If $T$ is a linear map then $\|T(x)\|<\infty$

Question

Let $T:V\to W$ be a linear map, $V, W$ be vector spaces over $\mathbb{R}$ or $\mathbb{C}$. Then if $T$ is continuous at $x_0\in V$ then $\nu:=\sup\{\|Tx\|:x\in V, \|x\|\leq 1\}<\infty$.

I'm stuck with the proof. First of all, if $T$ is continuous at $x_0$, this implies that $T$ is continuous on $V$, correct? Do I need to prove that? I can prove this for the case when $T$ is continuous at $0$, but I'm not sure how to prove for a general $x_0$. Also, can someone please give me a hint what I should pay my attention to in order to realize that $\nu<\infty$? In my understanding, $\nu$ is the maximum norm of $T(x)$.

Answer 1

By Martin's argument, $T$ is continuous at 0. Thus if $x_n \to x$, then $x - x_n \to 0$, so $T(x - x_n) \to T(0) = 0$, so $T(x) - T(x_n) \to 0$, which implies $T(x_n) \to T(x)$.
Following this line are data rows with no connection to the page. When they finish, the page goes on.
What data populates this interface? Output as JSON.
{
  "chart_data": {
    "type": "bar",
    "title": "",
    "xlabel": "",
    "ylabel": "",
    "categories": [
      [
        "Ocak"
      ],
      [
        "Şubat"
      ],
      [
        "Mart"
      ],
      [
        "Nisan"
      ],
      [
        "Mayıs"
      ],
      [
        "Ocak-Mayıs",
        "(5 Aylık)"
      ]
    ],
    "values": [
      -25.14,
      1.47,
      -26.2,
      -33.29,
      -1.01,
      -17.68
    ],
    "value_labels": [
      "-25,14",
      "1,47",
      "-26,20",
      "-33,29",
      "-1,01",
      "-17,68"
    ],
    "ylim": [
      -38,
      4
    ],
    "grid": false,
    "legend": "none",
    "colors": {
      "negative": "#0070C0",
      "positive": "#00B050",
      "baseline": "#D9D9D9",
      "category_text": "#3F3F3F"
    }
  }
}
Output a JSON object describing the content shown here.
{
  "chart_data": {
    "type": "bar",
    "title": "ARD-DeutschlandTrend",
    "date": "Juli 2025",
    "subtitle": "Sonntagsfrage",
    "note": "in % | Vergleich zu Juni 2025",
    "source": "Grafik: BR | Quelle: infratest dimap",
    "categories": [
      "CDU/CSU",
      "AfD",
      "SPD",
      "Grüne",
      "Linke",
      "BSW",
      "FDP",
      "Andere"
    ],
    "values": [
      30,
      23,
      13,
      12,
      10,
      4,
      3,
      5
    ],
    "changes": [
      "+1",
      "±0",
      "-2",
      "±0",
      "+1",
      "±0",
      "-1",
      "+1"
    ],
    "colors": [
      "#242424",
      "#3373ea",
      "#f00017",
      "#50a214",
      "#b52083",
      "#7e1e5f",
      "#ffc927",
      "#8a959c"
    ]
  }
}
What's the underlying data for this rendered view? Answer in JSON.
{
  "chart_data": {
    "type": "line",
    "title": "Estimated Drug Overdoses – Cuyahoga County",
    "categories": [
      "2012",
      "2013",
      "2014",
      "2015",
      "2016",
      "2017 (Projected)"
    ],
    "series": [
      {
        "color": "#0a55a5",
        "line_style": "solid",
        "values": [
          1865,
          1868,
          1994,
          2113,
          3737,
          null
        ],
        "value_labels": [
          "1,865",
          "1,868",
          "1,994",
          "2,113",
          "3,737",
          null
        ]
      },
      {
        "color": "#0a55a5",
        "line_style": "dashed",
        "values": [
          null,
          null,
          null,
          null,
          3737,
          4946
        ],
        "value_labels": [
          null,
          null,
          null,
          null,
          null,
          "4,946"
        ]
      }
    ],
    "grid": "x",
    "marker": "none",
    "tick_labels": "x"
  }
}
To show boundedness in the operator norm $\nu$, suppose that $T$ is unbounded. Then there exists a sequence $\{x_n\}$ with $\|x_n\| = 1$, such that $\|T(x_n)\| \geq n$ for each $n$. Define \begin{align*} y_n \doteq \frac{x_n}{n} \end{align*} Then $\|y_n\| = 1/n \to 0$, so $y_n \to 0$, but \begin{align*} T(y_n) = \frac{1}{n}T(x_n) \Rightarrow \|T(y_n)\| = \frac{1}{n}\|T(x_n)\| \geq 1 \end{align*} for all $n$. But this is a contradiction since $T$ is continuous at $0$.

Answer 2

Assume that $T$ is continuous at $x_0$. If $x_n\to0$, then $x_n+x_0\to x_0$. By the continuity at $x_0$, $$ Tx_0+ Tx_n=T(x_0+x_n)\to Tx_0. $$ It follows that $Tx_n\to0$, so $T$ is continuous at $0$. We can use the same idea to deduce continuity at any other point.

Answer 3

Hint

Continuity at $x_0$ implies continuity at $0$. (Use linearity.)

Continuity at $0$ implies boundedness. (Use this to construct a bound for $\| Tv \|$.)